Подведем итог различным этапам клонирования шлюза:

• Реакция Gateway BP: ПЦР-продукт с фланкирующими сайтами att B (на этом этапе также можно использовать другие методы выделения ДНК, такие как рестрикционное расщепление) + донорский вектор, содержащий сайты attP + клоназа BP => клон Gateway Entry, содержащий сайты att L, фланкирующий интересующий ген
• Реакция LR на шлюзе: входной клон, содержащий сайты att L + целевой вектор, содержащий сайты att R, промоторы и метки + клоназа LR => клон экспрессии, содержащий сайты attB, фланкирующий интересующий ген, готовый к экспрессии гена.

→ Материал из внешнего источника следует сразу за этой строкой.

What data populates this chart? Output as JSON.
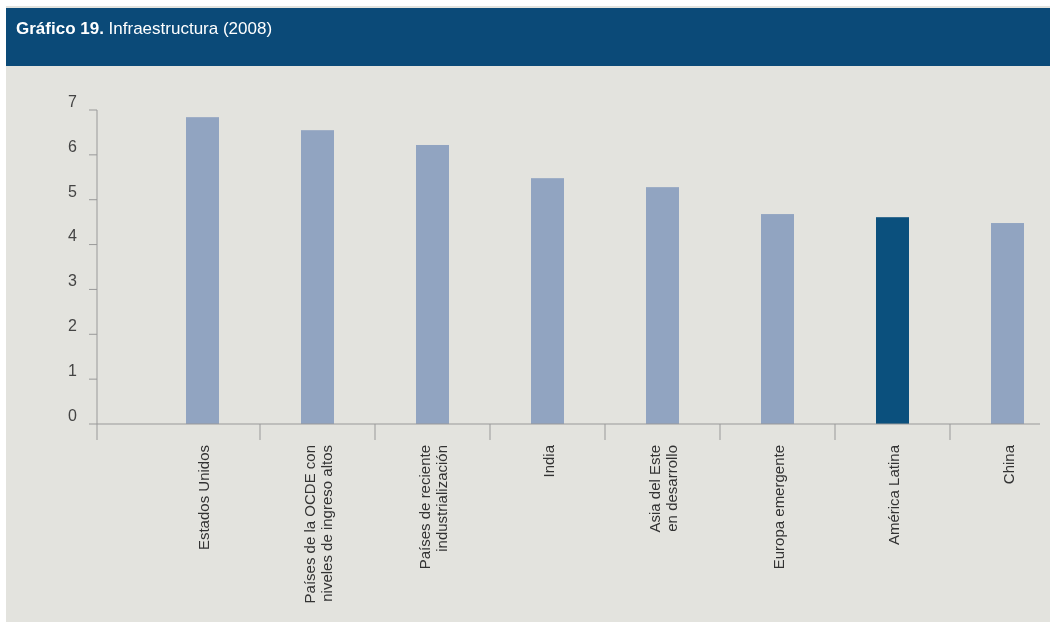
{
  "chart_data": {
    "type": "bar",
    "title": "Gráfico 19. Infraestructura (2008)",
    "categories": [
      "Estados Unidos",
      "Países de la OCDE con\nniveles de ingreso altos",
      "Países de reciente\nindustrialización",
      "India",
      "Asia del Este\nen desarrollo",
      "Europa emergente",
      "América Latina",
      "China"
    ],
    "values": [
      6.84,
      6.55,
      6.22,
      5.48,
      5.28,
      4.68,
      4.61,
      4.48
    ],
    "colors": [
      "#91a4c1",
      "#91a4c1",
      "#91a4c1",
      "#91a4c1",
      "#91a4c1",
      "#91a4c1",
      "#0b507d",
      "#91a4c1"
    ],
    "ylim": [
      0,
      7
    ],
    "yticks": [
      0,
      1,
      2,
      3,
      4,
      5,
      6,
      7
    ]
  }
}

Преимущества метода клонирования шлюза

Гибкость

Интересующую последовательность ДНК можно перенести в любую систему экспрессии всего за один этап рекомбинации, когда вы создадите с ее помощью входной клон.

Скорость

Вместо того, чтобы тратить два или более дней на традиционное рестрикционное и лигирование, подход Gateway позволяет создать экспрессирующую конструкцию всего за один день. Продукты attB-ПЦР также можно немедленно клонировать в целевые векторы, выполняя реакции BP и LR в одной и той же пробирке. В процессе клонирования не существует процедур рестрикции, лигирования или очистки геля.

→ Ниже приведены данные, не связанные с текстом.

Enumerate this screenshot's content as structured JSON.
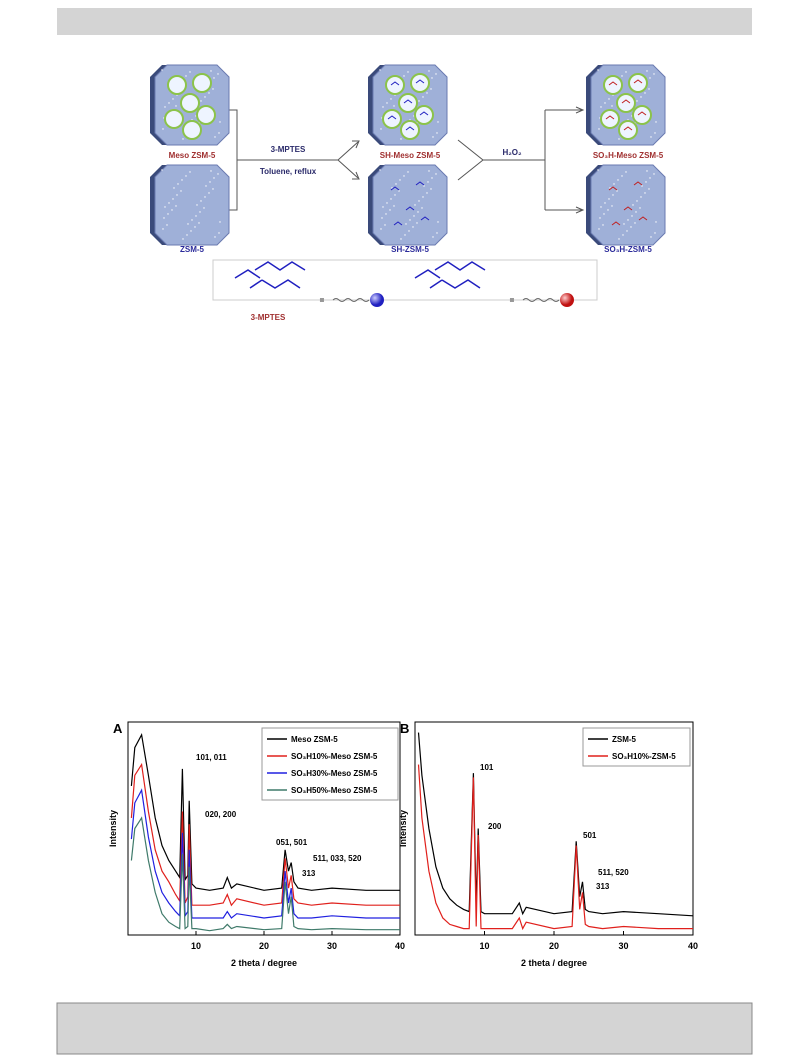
{
  "scheme": {
    "meso_zsm5": "Meso ZSM-5",
    "zsm5": "ZSM-5",
    "reagent": "3-MPTES",
    "conditions": "Toluene, reflux",
    "sh_meso": "SH-Meso ZSM-5",
    "sh_zsm5": "SH-ZSM-5",
    "oxidant": "H₂O₂",
    "so3h_meso": "SO₃H-Meso ZSM-5",
    "so3h_zsm5": "SO₃H-ZSM-5",
    "legend_label": "3-MPTES",
    "equals": "="
  },
  "chart_data": [
    {
      "type": "line",
      "panel": "A",
      "xlabel": "2 theta / degree",
      "ylabel": "Intensity",
      "xlim": [
        0,
        40
      ],
      "ylim": [
        0,
        100
      ],
      "xticks": [
        10,
        20,
        30,
        40
      ],
      "legend": "upper right",
      "x": [
        0.5,
        1,
        2,
        3,
        4,
        5,
        6,
        7,
        7.6,
        8,
        8.4,
        8.8,
        9,
        9.4,
        10,
        12,
        14,
        14.6,
        15.2,
        16,
        20,
        22.6,
        23.1,
        23.6,
        24,
        24.4,
        25,
        27,
        30,
        35,
        40
      ],
      "series": [
        {
          "name": "Meso ZSM-5",
          "color": "#000000",
          "values": [
            70,
            88,
            94,
            75,
            55,
            42,
            35,
            30,
            27,
            78,
            26,
            28,
            63,
            24,
            22,
            21,
            22,
            27,
            22,
            24,
            21,
            22,
            40,
            30,
            34,
            25,
            22,
            21,
            22,
            21,
            21
          ]
        },
        {
          "name": "SO₃H10%-Meso ZSM-5",
          "color": "#e0201c",
          "values": [
            55,
            75,
            80,
            58,
            40,
            30,
            25,
            19,
            16,
            58,
            15,
            18,
            52,
            14,
            14,
            14,
            15,
            19,
            14,
            17,
            14,
            15,
            36,
            22,
            28,
            17,
            15,
            14,
            15,
            14,
            14
          ]
        },
        {
          "name": "SO₃H30%-Meso ZSM-5",
          "color": "#2020e0",
          "values": [
            45,
            62,
            68,
            46,
            30,
            20,
            15,
            11,
            9,
            48,
            9,
            11,
            40,
            8,
            8,
            8,
            8,
            11,
            8,
            10,
            8,
            9,
            30,
            15,
            22,
            10,
            8,
            8,
            9,
            8,
            8
          ]
        },
        {
          "name": "SO₃H50%-Meso ZSM-5",
          "color": "#3f7a6a",
          "values": [
            35,
            50,
            55,
            35,
            20,
            10,
            6,
            4,
            3,
            38,
            3,
            4,
            32,
            3,
            3,
            2,
            3,
            5,
            3,
            4,
            2.5,
            3,
            25,
            10,
            18,
            4,
            3,
            2.5,
            3,
            2.5,
            2.5
          ]
        }
      ],
      "annotations": [
        "101, 011",
        "020, 200",
        "051, 501",
        "511, 033, 520",
        "313"
      ]
    },
    {
      "type": "line",
      "panel": "B",
      "xlabel": "2 theta / degree",
      "ylabel": "Intensity",
      "xlim": [
        0,
        40
      ],
      "ylim": [
        0,
        100
      ],
      "xticks": [
        10,
        20,
        30,
        40
      ],
      "legend": "upper right",
      "x": [
        0.5,
        1,
        2,
        3,
        4,
        5,
        6,
        7,
        7.8,
        8.4,
        8.8,
        9.1,
        9.5,
        10,
        12,
        14,
        15,
        15.5,
        16,
        20,
        22.6,
        23.2,
        23.7,
        24.1,
        24.5,
        25,
        27,
        30,
        35,
        40
      ],
      "series": [
        {
          "name": "ZSM-5",
          "color": "#000000",
          "values": [
            95,
            75,
            50,
            32,
            22,
            17,
            14,
            12,
            11,
            76,
            13,
            50,
            11,
            10,
            10,
            10,
            15,
            10,
            13,
            10,
            11,
            44,
            18,
            25,
            12,
            11,
            10,
            11,
            10,
            9
          ]
        },
        {
          "name": "SO₃H10%-ZSM-5",
          "color": "#e0201c",
          "values": [
            80,
            55,
            30,
            15,
            8,
            5,
            4,
            3,
            3,
            74,
            4,
            47,
            3,
            3,
            3,
            3,
            8,
            3,
            6,
            3,
            4,
            42,
            12,
            20,
            5,
            4,
            3,
            4,
            3,
            3
          ]
        }
      ],
      "annotations": [
        "101",
        "200",
        "501",
        "511, 520",
        "313"
      ]
    }
  ]
}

Множественное клонирование фрагментов

Клонирование шлюза можно использовать для одновременной вставки нескольких фрагментов ДНК в многочисленные векторы в одной пробирке. Для создания необходимого экспрессионного клона можно клонировать до четырех сегментов ДНК в один шлюзовой вектор в точном порядке и ориентации в одной пробирке. Конструкция векторов шлюза делает это возможным.

Высокая эффективность

Метод шлюзового клонирования использует маркеры положительной и отрицательной селекции, чтобы повысить вероятность успешного клонирования гена. Это означает, что процесс более эффективен, а это означает, что он с большей вероятностью даст успешные результаты.

Универсальность

Все типы фрагментов ДНК можно клонировать с помощью методов ПЦР. Клонирование доступно для многих различных видов организмов, от млекопитающих до бактерий.

Смотрите также

• Клонирование
• Кассета шлюза
• Субклонирование

Рекомендации

• «Клонирование шлюза». Основы молекулярного клонирования . Термо Фишер Сайентифик.
• Хартли Дж.Л., Темпл Г.Ф., Браш Массачусетс (ноябрь 2000 г.). «Клонирование ДНК с использованием сайт-специфической рекомбинации in vitro». Геном Рез . 10 (11): 1788–95. дои : 10.1101/гр.143000. ПМК  310948 . ПМИД  11076863.
• Катцен Ф (апрель 2007 г.). «Рекомбинационное клонирование Gateway (®): биологическая операционная система». Экспертное мнение о лекарствах . 2 (4): 571–89. дои : 10.1517/17460441.2.4.571. PMID  23484762. S2CID  22606399.
• Фрейлер Ф., Стеттлер Т., Мейерхофер М., Ледер Л., Майр Л.М. (июнь 2008 г.). «Разработка новой векторной системы на основе Gateway для эффективной мультипараллельной экспрессии белков в Escherichia coli». Экспр. белка Пуриф . 59 (2): 232–41. дои : 10.1016/j.pep.2008.02.003. ПМИД  18375142.
• Хартли Дж.Л. (февраль 2003 г.). «Использование системы шлюзов для экспрессии белков у нескольких хозяев». Curr Protoc Protein Sci . Глава 5: 5.17.1–10. дои : 10.1002/0471140864.ps0517s30. ПМИД  18429245.
• Пташне, М. (1992). Генетический переключатель: фаг (лямбда) и высшие организмы . Кембридж, Массачусетс: Cell Press. ISBN 0-86542-209-5. ОСЛК  25713934.